God knows. But one thing’s for sure: if anyone could beat a man like Denzil Obi to death, it’s Patsy O’Riordan.
Having shown himself to the crowd, Patsy turned to the boy who had offered himself as a challenger. They looked like creatures of different species; Patsy towered over the boy, his battered, ink-stained skin rippling, his eyes blazing more fearsomely than those of the devil-face on his chest.
‘What’s ya name, son?’ Patsy asked in a deep, low voice.
The boy in the ring quailed, took a step back, forced himself not to flee.
‘… Stu.’
‘And you reckon you can go one round wiv me, Stu?’
No,
thought Sam.
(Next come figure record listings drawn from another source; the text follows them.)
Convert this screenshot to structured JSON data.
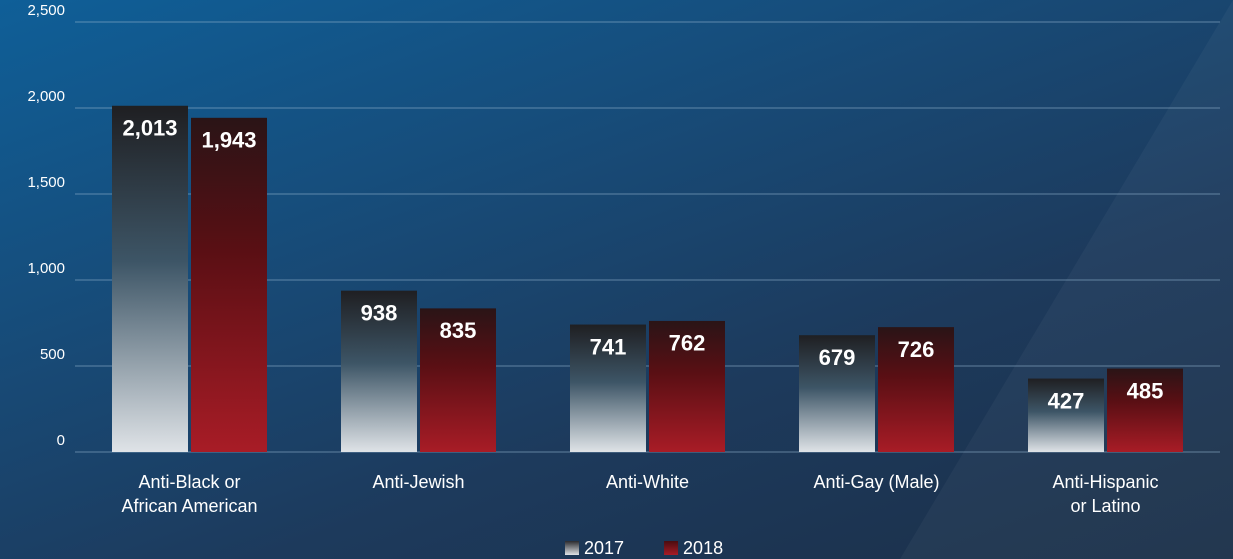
{
  "chart_data": {
    "type": "bar",
    "categories": [
      "Anti-Black or\nAfrican American",
      "Anti-Jewish",
      "Anti-White",
      "Anti-Gay (Male)",
      "Anti-Hispanic\nor Latino"
    ],
    "series": [
      {
        "name": "2017",
        "color": "#dfe3e7",
        "values": [
          2013,
          938,
          741,
          679,
          427
        ],
        "value_labels": [
          "2,013",
          "938",
          "741",
          "679",
          "427"
        ]
      },
      {
        "name": "2018",
        "color": "#a81c26",
        "values": [
          1943,
          835,
          762,
          726,
          485
        ],
        "value_labels": [
          "1,943",
          "835",
          "762",
          "726",
          "485"
        ]
      }
    ],
    "ylim": [
      0,
      2500
    ],
    "yticks": [
      0,
      500,
      {
        "value": 1000,
        "label": "1,000"
      },
      {
        "value": 1500,
        "label": "1,500"
      },
      {
        "value": 2000,
        "label": "2,000"
      },
      {
        "value": 2500,
        "label": "2,500"
      }
    ],
    "grid": true,
    "legend": "bottom"
  }
}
And he sensed that the crowd were thinking the very same thing. And so was Stu.
But still the boy said: ‘Yeah, I reckon.’
He had jumped into the ring, he had accepted the challenge. His mates were watching. There was no backing down now.
Patsy nodded slowly and raised his fists. A tattooed scroll unfurling along his massive forearm read:
abandon hope.
Stu lifted two trembling fists in return.
‘O’Riordan’s a caveman!’ whispered Annie in Sam’s ear.
‘I don’t think he’s even evolved that far,’ Sam whispered back. ‘He’s going to batter that kid into next week!’
‘Didn’t that boy think twice before jumping up there?’
Sam shrugged. Whatever it was that compelled men like those in the ring to seek out violence for the sake of it, he didn’t understand it.
‘Can you make out Patsy’s hands?’ he asked Annie. ‘How small are they? Three inches across the knuckles?’
‘Hard to say. They’re not
huge,
but …’
‘How can we get close enough to find out?’
Before Annie could answer, a bell clanged. The round was on. The crowd roared as Stu lunged forward and threw a succession of rapid punches. He fought wildly, blindly, without style – an amateur brawler. His knuckles smacked against Patsy’s face. Patsy made no attempt to dodge, duck, or defend himself. He didn’t react. He didn’t even blink.
Stu threw everything he had at Patsy, jumped back to give himself a breather, then hammered in again. The crowd went ballistic. But still, Patsy just stood there, his fists raised and unmoving, his eyes open and unblinking. It was like watching a young man fighting a statue.